The easiest way to think of semidbm is as an improvement over python’s dumbdbm module.

While the standard library has faster dbms based on well established C libraries (GNU dbm, Berkeley DB, ndbm), dumbdbm is the only pure python portable dbm in the standard library.

Semidbm offers a few improvements over dumbdbm including:

  • Better overall performance (more on this later).
  • Only a single file is used (no separate index and data file).
  • Data file compaction. Free space can be reclaimed (though this only happens whenever explicitly asked to do so using the compact() method).
  • Get/set/delete are require O(1) IO.

Like dumbdbm, semidbm is cross platform. It has been tested on:

  • Linux (Ubuntu 11.10, debian)
  • Mac OS X (Lion/Mountain Lion)
  • Windows 7/8.

There are also a few caveats to consider when using semidbm:

  • The entire index must fit in memory, this means all keys must fit in memory.
  • Not thread safe; can only be accessed by a single process.
  • While the performance is reasonable, it still will not beat one of the standard dbms (GNU dbm, Berkeley DB, etc).

Using Semidbm

To create a new db, specify the name of the directory:

import semidbm
db = semidbm.open('mydb', 'c')

This will create a mydb directory. This directory is where semidbm will place all the files it needs to keep track of the keys and values stored in the db. If the directory does not exist, it will be created.

Once the db has been created, you can get and set values:

db['key1'] = 'value1'
print db['key1']

Keys and values can be either str or bytes.

str types will be encoded to utf-8 before writing to disk. You can avoid this encoding step by providing a byte string directly:

db[b'key1'] = b'value1'

Otherwise, semidbm will do the equivalent of:

db['key1'.encode('utf-8')] = 'value1'.encode('utf-8')

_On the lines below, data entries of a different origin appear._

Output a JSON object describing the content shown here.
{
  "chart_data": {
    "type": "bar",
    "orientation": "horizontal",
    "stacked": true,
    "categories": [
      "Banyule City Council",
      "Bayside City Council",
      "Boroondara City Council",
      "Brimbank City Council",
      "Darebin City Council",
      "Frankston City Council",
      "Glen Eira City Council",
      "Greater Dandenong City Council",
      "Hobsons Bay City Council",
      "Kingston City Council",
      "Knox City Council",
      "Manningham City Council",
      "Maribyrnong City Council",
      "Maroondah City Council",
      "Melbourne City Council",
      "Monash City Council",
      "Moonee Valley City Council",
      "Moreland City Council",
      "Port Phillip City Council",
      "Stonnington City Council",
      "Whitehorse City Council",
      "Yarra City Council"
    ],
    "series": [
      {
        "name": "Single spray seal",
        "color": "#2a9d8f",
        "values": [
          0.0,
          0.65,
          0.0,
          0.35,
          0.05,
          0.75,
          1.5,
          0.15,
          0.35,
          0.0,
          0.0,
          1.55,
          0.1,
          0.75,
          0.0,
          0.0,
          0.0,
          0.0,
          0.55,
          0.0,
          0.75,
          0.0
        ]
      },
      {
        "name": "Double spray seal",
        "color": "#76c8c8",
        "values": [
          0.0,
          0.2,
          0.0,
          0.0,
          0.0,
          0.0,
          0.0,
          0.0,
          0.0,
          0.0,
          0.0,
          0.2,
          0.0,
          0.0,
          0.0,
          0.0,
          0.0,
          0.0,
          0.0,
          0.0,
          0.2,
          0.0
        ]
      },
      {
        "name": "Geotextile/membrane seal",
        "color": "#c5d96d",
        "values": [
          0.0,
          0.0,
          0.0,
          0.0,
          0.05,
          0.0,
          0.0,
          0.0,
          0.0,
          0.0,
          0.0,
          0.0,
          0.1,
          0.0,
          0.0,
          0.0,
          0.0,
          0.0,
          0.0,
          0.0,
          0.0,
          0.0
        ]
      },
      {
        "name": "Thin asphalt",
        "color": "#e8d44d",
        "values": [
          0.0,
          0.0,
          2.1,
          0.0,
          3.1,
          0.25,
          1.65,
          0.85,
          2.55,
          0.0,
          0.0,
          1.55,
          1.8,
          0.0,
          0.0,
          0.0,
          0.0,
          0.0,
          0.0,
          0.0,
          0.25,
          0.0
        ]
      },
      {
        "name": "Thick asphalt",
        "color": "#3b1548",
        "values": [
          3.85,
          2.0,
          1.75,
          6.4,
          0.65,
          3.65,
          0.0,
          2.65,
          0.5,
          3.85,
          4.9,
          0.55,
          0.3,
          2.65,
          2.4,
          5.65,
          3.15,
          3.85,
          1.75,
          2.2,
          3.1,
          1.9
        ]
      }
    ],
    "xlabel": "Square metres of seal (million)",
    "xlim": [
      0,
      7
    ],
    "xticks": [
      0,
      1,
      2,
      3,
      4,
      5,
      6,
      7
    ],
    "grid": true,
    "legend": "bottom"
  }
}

It is recommended that you handle the encoding of your strings in your application, and only use bytes when working with semidbm. The reason for this is that when a value is retrieved, it is returned as a bytestring (semidbm can’t know the encoding of the bytes it retrieved). For example (this is with python 3.3):

>>> db['foo'] = 'value'
>>> db['foo']
b'value'
>>> db['kēy'] = 'valueē'
>>> db['kēy']
b'value\xc4\x93'

To avoid this confusion, encode your strings before storing with with semidbm.

The reason this automatic conversion is supported is that this is what is done with the DBMs in the python standard library (including dumbdbm which this module was intended to be a drop in replacement for). In order to be able to be a drop in replacement, this automatic encoding process needs to be supported (but not recommended).